J'ai eu l'occasion d'exprimer dans plusieurs colloques et dans ma thèse de doctorat soutenue en 1993 (82), ma conviction que la Marne et les Marnais constituent sans doute une des clefs de compréhension et d'explication de « l'énigme du procès Bousquet ».
En janvier 2023, a été publié aux Éditions L'Artilleur l'ouvrage Histoire d'une falsification. Vichy et la Shoah dans l'Histoire officielle et le discours commémoratif. Dans cet ouvrage, Jean-Marc BERLIÈRE, Emmanuel de CHAMBOST et René FIÉVET, réagissant au discours du président de la République Emmanuel MACRON à Pithiviers le 17 juillet 2022, dénoncent ce qu'ils considèrent comme « une surenchère mémorielle qui se traduit par un récit faux historiquement ». Ils entendent « remettre au premier rang l'écrasante responsabilité des nazis (Allemands et Autrichiens) dans le drame de la déportationdes juifs de France ».

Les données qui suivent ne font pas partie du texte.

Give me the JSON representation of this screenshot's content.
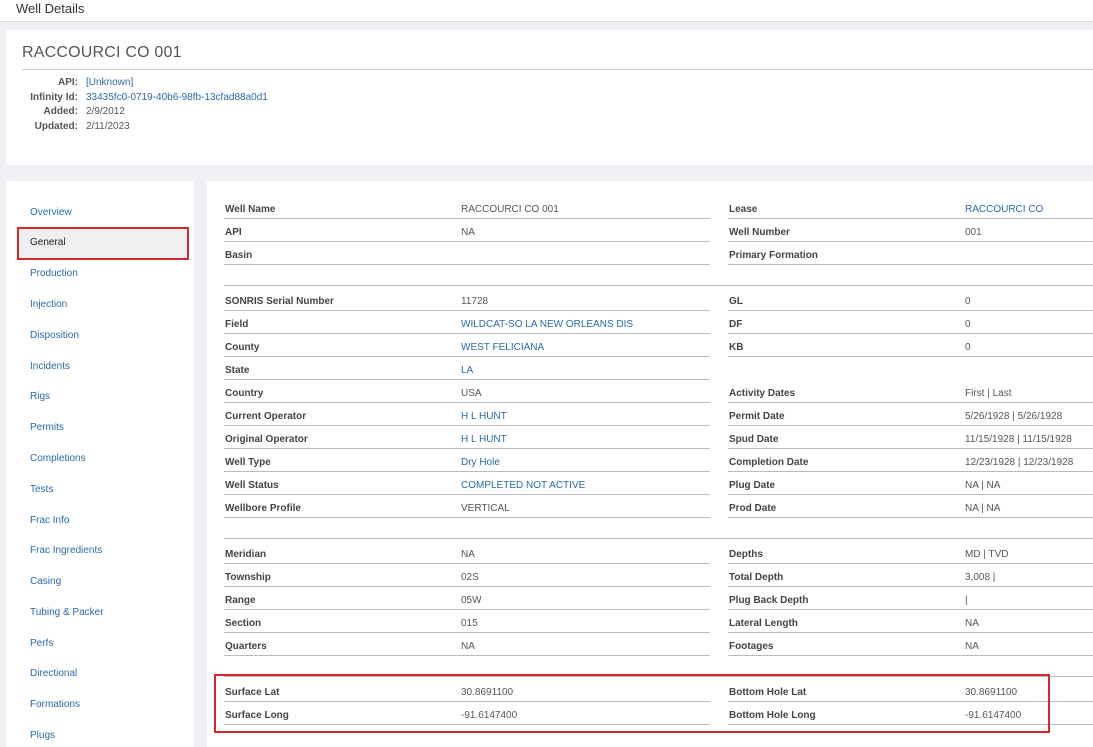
{
  "topbar": {
    "title": "Well Details"
  },
  "header": {
    "well_name": "RACCOURCI CO 001",
    "meta": [
      {
        "label": "API:",
        "value": "[Unknown]",
        "link": true
      },
      {
        "label": "Infinity Id:",
        "value": "33435fc0-0719-40b6-98fb-13cfad88a0d1",
        "link": true
      },
      {
        "label": "Added:",
        "value": "2/9/2012",
        "link": false
      },
      {
        "label": "Updated:",
        "value": "2/11/2023",
        "link": false
      }
    ]
  },
  "sidebar": {
    "items": [
      "Overview",
      "General",
      "Production",
      "Injection",
      "Disposition",
      "Incidents",
      "Rigs",
      "Permits",
      "Completions",
      "Tests",
      "Frac Info",
      "Frac Ingredients",
      "Casing",
      "Tubing & Packer",
      "Perfs",
      "Directional",
      "Formations",
      "Plugs"
    ],
    "active": "General"
  },
  "details": {
    "rows": [
      {
        "l1": "Well Name",
        "v1": "RACCOURCI CO 001",
        "l2": "Lease",
        "v2": "RACCOURCI CO",
        "v2_link": true
      },
      {
        "l1": "API",
        "v1": "NA",
        "l2": "Well Number",
        "v2": "001"
      },
      {
        "l1": "Basin",
        "v1": "",
        "l2": "Primary Formation",
        "v2": ""
      },
      {
        "l1": "SONRIS Serial Number",
        "v1": "11728",
        "l2": "GL",
        "v2": "0"
      },
      {
        "l1": "Field",
        "v1": "WILDCAT-SO LA NEW ORLEANS DIS",
        "v1_link": true,
        "l2": "DF",
        "v2": "0"
      },
      {
        "l1": "County",
        "v1": "WEST FELICIANA",
        "v1_link": true,
        "l2": "KB",
        "v2": "0"
      },
      {
        "l1": "State",
        "v1": "LA",
        "v1_link": true,
        "l2": "",
        "v2": ""
      },
      {
        "l1": "Country",
        "v1": "USA",
        "l2": "Activity Dates",
        "v2": "First | Last"
      },
      {
        "l1": "Current Operator",
        "v1": "H L HUNT",
        "v1_link": true,
        "l2": "Permit Date",
        "v2": "5/26/1928 | 5/26/1928"
      },
      {
        "l1": "Original Operator",
        "v1": "H L HUNT",
        "v1_link": true,
        "l2": "Spud Date",
        "v2": "11/15/1928 | 11/15/1928"
      },
      {
        "l1": "Well Type",
        "v1": "Dry Hole",
        "v1_link": true,
        "l2": "Completion Date",
        "v2": "12/23/1928 | 12/23/1928"
      },
      {
        "l1": "Well Status",
        "v1": "COMPLETED NOT ACTIVE",
        "v1_link": true,
        "l2": "Plug Date",
        "v2": "NA | NA"
      },
      {
        "l1": "Wellbore Profile",
        "v1": "VERTICAL",
        "l2": "Prod Date",
        "v2": "NA | NA"
      },
      {
        "l1": "Meridian",
        "v1": "NA",
        "l2": "Depths",
        "v2": "MD | TVD"
      },
      {
        "l1": "Township",
        "v1": "02S",
        "l2": "Total Depth",
        "v2": "3,008 |"
      },
      {
        "l1": "Range",
        "v1": "05W",
        "l2": "Plug Back Depth",
        "v2": "|"
      },
      {
        "l1": "Section",
        "v1": "015",
        "l2": "Lateral Length",
        "v2": "NA"
      },
      {
        "l1": "Quarters",
        "v1": "NA",
        "l2": "Footages",
        "v2": "NA"
      },
      {
        "l1": "Surface Lat",
        "v1": "30.8691100",
        "l2": "Bottom Hole Lat",
        "v2": "30.8691100"
      },
      {
        "l1": "Surface Long",
        "v1": "-91.6147400",
        "l2": "Bottom Hole Long",
        "v2": "-91.6147400"
      }
    ]
  },
  "highlight_color": "#d9262c",
  "link_color": "#2a6aa8"
}
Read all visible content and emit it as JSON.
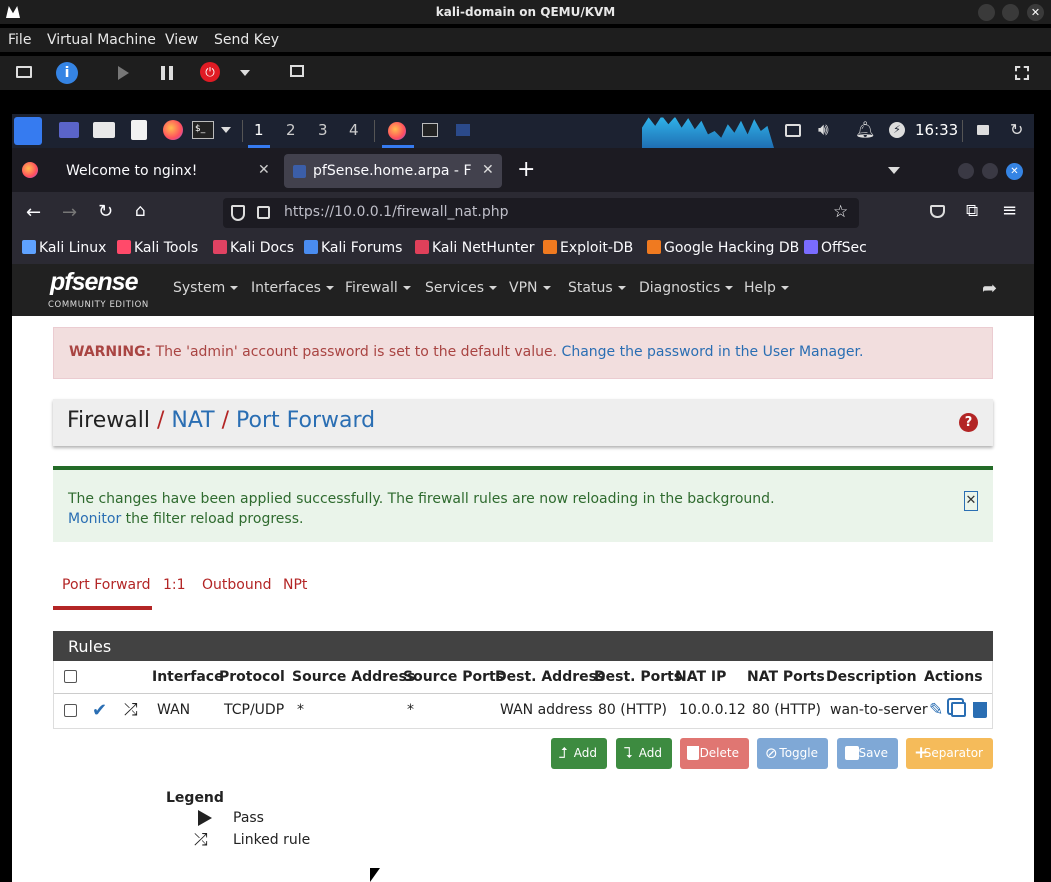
{
  "vm": {
    "title": "kali-domain on QEMU/KVM",
    "menu": [
      "File",
      "Virtual Machine",
      "View",
      "Send Key"
    ]
  },
  "panel": {
    "workspaces": [
      "1",
      "2",
      "3",
      "4"
    ],
    "clock": "16:33"
  },
  "browser": {
    "tabs": [
      {
        "label": "Welcome to nginx!",
        "active": false
      },
      {
        "label": "pfSense.home.arpa - Fire",
        "active": true
      }
    ],
    "url": "https://10.0.0.1/firewall_nat.php",
    "url_host": "10.0.0.1",
    "bookmarks": [
      "Kali Linux",
      "Kali Tools",
      "Kali Docs",
      "Kali Forums",
      "Kali NetHunter",
      "Exploit-DB",
      "Google Hacking DB",
      "OffSec"
    ]
  },
  "pfsense": {
    "logo": "pfsense",
    "logo_sub": "COMMUNITY EDITION",
    "nav": [
      "System",
      "Interfaces",
      "Firewall",
      "Services",
      "VPN",
      "Status",
      "Diagnostics",
      "Help"
    ],
    "warning_label": "WARNING:",
    "warning_text": "The 'admin' account password is set to the default value.",
    "warning_link": "Change the password in the User Manager.",
    "breadcrumb": [
      "Firewall",
      "NAT",
      "Port Forward"
    ],
    "success_line1": "The changes have been applied successfully. The firewall rules are now reloading in the background.",
    "success_link": "Monitor",
    "success_line2": "the filter reload progress.",
    "tabs": [
      "Port Forward",
      "1:1",
      "Outbound",
      "NPt"
    ],
    "rules_title": "Rules",
    "columns": [
      "Interface",
      "Protocol",
      "Source Address",
      "Source Ports",
      "Dest. Address",
      "Dest. Ports",
      "NAT IP",
      "NAT Ports",
      "Description",
      "Actions"
    ],
    "rows": [
      {
        "interface": "WAN",
        "protocol": "TCP/UDP",
        "src_addr": "*",
        "src_ports": "*",
        "dest_addr": "WAN address",
        "dest_ports": "80 (HTTP)",
        "nat_ip": "10.0.0.12",
        "nat_ports": "80 (HTTP)",
        "description": "wan-to-server"
      }
    ],
    "buttons": [
      "Add",
      "Add",
      "Delete",
      "Toggle",
      "Save",
      "Separator"
    ],
    "legend_title": "Legend",
    "legend": [
      "Pass",
      "Linked rule"
    ]
  }
}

Tout en affirmant qu'« 'il n'est pas question de défendre Vichy ou Laval, Bousquet, Pétain », Jean-Marc BERLIÈRE s'écarte de ce qu'il appelle « la version développée par Serge Klarsfeld axée sur le rôle exclusif de René BOUSQUET dans les négociations avec les Allemands ». Il considère que « Bousquet n'a fait qu'obéir aux instructions de Laval » et que « le marchandage juifs français contre juifs étrangers fut bien au cœur de la négociation entre Vichy et les Allemands fin juin, début juillet 1942 ».